RMH: Ultraviolet Blue. I might be moody but I bring an unexpected brightness to those around me.
OSR: What piece of advice do you have for artists looking to follow in your shoes?
RMH: Stay persistent and don’t let the pressure of time wear you down. Just pursue your own artistic growth. Don’t compare yourself to anyone else. I often think of something I heard Rick Rubin say in a podcast. He said that if an artist can create the same sensation a person has from looking at waves in the ocean or at a sunset, then she’s succeeded. Look for those moments in your own music.
OSR: What is the greatest hurdle you have had to overcome?
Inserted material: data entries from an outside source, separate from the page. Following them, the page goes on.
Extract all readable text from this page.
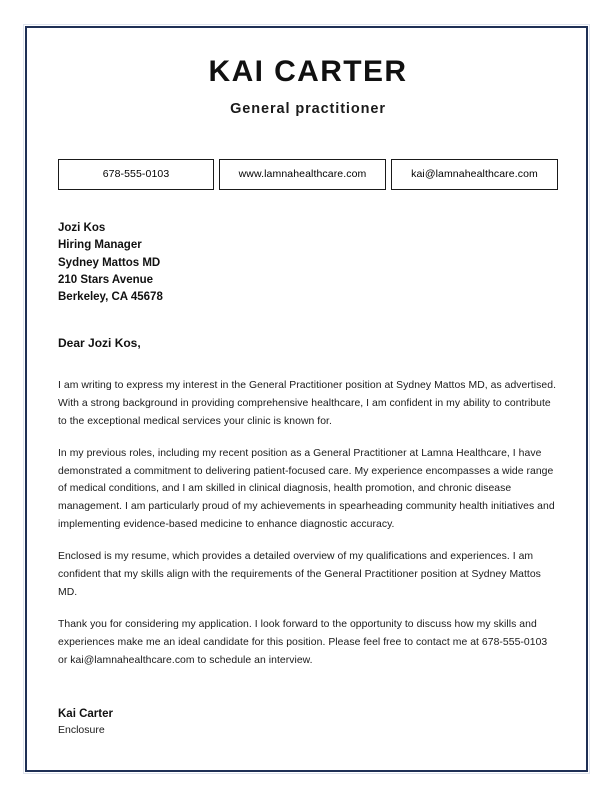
KAI CARTER
General practitioner
678-555-0103	www.lamnahealthcare.com	kai@lamnahealthcare.com
Jozi Kos
Hiring Manager
Sydney Mattos MD
210 Stars Avenue
Berkeley, CA 45678
Dear Jozi Kos,

I am writing to express my interest in the General Practitioner position at Sydney Mattos MD, as advertised. With a strong background in providing comprehensive healthcare, I am confident in my ability to contribute to the exceptional medical services your clinic is known for.

In my previous roles, including my recent position as a General Practitioner at Lamna Healthcare, I have demonstrated a commitment to delivering patient-focused care. My experience encompasses a wide range of medical conditions, and I am skilled in clinical diagnosis, health promotion, and chronic disease management. I am particularly proud of my achievements in spearheading community health initiatives and implementing evidence-based medicine to enhance diagnostic accuracy.

Enclosed is my resume, which provides a detailed overview of my qualifications and experiences. I am confident that my skills align with the requirements of the General Practitioner position at Sydney Mattos MD.

Thank you for considering my application. I look forward to the opportunity to discuss how my skills and experiences make me an ideal candidate for this position. Please feel free to contact me at 678-555-0103 or kai@lamnahealthcare.com to schedule an interview.

Kai Carter
Enclosure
RMH: When it comes to pursuing music I’ve often found myself wishing for a different situation. I want more time, more talent, more solitude, more collaborators, more of what I don’t have. What I’ve had to learn is that my situation is not lacking anything. It just is the one I have. Accepting it has been hard because it’s easy to tell myself stories that I could be better if things were different. It’s a massive mental exercise to accept your situation without judgement.
OSR: What are your plans for the next 12 months?
RMH: War Is On Its Way comes out on September 10 so I’ll continue promoting it for the rest of the year. I plan to start writing new songs this winter to break that 2.5-year release cycle! Next spring I have a book being published called Two Beats Ahead. It’s about the shared mindsets of designers and musicians. Another one of my “day jobs” is teaching at Berklee College of Music in Boston. The book is based on my class and features interviews with Hank Shocklee, T Bone Burnett, Imogen Heap, Pharrell and others. My co-author and I break down the creative process of great songwriters, performers and producers and show the similarities we use in the design process at IDEO (where I work) and in my own career. I might be a designer by day and musician by night, but in truth, it’s all the same.